On the other hand, the total content of the transition metal catalyst and the polyamide resin A in the oxygen-absorbing resin layer was less than 15% by mass, and the content of the transition metal catalyst and the polyamide resin A in the oxygen-absorbing resin composition was as follows. In Comparative Example 4 exceeding 60% by mass, the oxygen absorption amount decreased.
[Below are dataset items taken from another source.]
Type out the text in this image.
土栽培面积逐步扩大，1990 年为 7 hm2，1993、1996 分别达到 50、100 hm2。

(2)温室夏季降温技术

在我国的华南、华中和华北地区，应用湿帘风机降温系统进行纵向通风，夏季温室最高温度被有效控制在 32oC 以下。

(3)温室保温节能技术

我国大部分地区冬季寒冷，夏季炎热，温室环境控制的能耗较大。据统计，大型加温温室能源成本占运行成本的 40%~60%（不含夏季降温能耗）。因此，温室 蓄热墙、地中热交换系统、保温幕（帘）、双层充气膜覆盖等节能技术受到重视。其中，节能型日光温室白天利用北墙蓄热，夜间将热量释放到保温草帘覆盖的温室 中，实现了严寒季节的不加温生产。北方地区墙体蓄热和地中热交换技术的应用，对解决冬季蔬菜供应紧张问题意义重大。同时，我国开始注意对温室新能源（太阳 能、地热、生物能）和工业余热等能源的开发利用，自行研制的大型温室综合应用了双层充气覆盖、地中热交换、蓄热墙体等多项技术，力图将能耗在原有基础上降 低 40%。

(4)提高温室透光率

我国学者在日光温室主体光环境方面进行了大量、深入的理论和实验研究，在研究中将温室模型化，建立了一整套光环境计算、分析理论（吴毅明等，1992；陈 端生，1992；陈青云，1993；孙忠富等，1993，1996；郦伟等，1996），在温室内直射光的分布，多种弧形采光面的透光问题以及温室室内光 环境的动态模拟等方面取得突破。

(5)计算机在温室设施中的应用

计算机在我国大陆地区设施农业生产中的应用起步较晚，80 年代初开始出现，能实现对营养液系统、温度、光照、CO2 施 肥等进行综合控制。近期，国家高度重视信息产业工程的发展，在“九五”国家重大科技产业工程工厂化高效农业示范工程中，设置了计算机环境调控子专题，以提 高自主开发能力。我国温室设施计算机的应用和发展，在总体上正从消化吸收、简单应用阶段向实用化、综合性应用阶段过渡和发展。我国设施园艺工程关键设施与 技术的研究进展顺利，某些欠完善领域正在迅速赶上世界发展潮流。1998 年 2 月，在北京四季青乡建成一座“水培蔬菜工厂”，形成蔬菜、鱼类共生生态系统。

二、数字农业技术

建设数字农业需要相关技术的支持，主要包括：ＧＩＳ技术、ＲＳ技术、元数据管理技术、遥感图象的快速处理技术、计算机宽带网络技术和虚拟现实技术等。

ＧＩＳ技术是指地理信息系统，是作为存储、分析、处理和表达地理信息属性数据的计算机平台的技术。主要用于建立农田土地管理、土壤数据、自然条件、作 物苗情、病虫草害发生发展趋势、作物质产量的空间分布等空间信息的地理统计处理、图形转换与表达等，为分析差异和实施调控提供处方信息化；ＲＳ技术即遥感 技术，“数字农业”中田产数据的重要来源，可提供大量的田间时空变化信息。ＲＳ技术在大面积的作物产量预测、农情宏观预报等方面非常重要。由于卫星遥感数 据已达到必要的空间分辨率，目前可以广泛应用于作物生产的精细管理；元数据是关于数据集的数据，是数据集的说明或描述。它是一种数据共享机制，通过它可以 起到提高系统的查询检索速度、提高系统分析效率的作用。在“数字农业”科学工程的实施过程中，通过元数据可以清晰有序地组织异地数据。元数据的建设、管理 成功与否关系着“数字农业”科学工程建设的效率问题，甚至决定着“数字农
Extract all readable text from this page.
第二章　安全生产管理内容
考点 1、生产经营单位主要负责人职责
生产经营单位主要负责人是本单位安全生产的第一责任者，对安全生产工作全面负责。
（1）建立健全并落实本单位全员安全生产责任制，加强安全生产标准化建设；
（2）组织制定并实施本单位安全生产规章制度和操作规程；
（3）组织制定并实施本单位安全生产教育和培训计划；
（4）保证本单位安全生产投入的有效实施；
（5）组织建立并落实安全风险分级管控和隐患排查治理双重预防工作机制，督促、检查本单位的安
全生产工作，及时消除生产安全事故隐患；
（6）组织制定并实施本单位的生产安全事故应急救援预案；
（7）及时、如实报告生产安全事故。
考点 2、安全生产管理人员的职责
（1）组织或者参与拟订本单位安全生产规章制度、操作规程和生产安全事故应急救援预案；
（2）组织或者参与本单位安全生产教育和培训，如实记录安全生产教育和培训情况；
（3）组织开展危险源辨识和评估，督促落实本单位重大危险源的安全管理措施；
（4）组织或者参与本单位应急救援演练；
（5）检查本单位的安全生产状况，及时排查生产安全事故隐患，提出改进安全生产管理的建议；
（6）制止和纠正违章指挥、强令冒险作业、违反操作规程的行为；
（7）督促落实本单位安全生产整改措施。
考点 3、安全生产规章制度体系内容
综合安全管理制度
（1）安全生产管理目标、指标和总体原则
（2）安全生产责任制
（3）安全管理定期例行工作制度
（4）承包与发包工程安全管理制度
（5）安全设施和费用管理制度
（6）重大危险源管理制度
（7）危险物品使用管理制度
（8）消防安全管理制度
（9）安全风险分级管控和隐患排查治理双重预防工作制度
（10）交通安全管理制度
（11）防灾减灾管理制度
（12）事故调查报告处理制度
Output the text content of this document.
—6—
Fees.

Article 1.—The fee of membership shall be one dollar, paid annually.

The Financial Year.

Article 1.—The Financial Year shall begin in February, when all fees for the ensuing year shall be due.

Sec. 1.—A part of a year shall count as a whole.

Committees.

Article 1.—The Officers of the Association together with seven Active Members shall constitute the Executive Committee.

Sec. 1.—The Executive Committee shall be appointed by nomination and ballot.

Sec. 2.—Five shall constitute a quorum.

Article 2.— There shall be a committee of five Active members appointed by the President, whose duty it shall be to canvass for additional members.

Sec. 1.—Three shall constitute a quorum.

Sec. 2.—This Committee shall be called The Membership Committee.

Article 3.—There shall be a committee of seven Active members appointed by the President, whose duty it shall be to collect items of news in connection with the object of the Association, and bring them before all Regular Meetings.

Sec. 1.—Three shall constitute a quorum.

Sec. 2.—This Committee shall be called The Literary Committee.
  The present invention blends a specific polyamide, transition metal and polyolefin resin containing a specific concentration of a phosphorus atom-containing compound at a specific ratio, so that the oxygen absorption performance is excellent and the resin strength after storage is maintained. Furthermore, it was an oxygen-absorbing resin composition having excellent processability, good color tone and no odor generation.

Claims (2)

An oxygen-absorbing resin composition containing a polyolefin resin, a transition metal catalyst, and a polyamide resin obtained by polycondensation with an aromatic diamine and a dicarboxylic acid, wherein the phosphorus atom content in the polyamide resin is 500 ppm or less, and An oxygen-absorbing resin composition, wherein the polyamide resin has a terminal amino group concentration of 30 μeq / g or less, and a total content of the transition metal catalyst and the polyamide resin is 15 to 60% by mass. The oxygen-absorbing resin according to claim 1, wherein the phosphorus atom is contained in one or more compounds selected from alkali metal or alkaline earth metal hypophosphites, phosphites, and phosphates. Composition.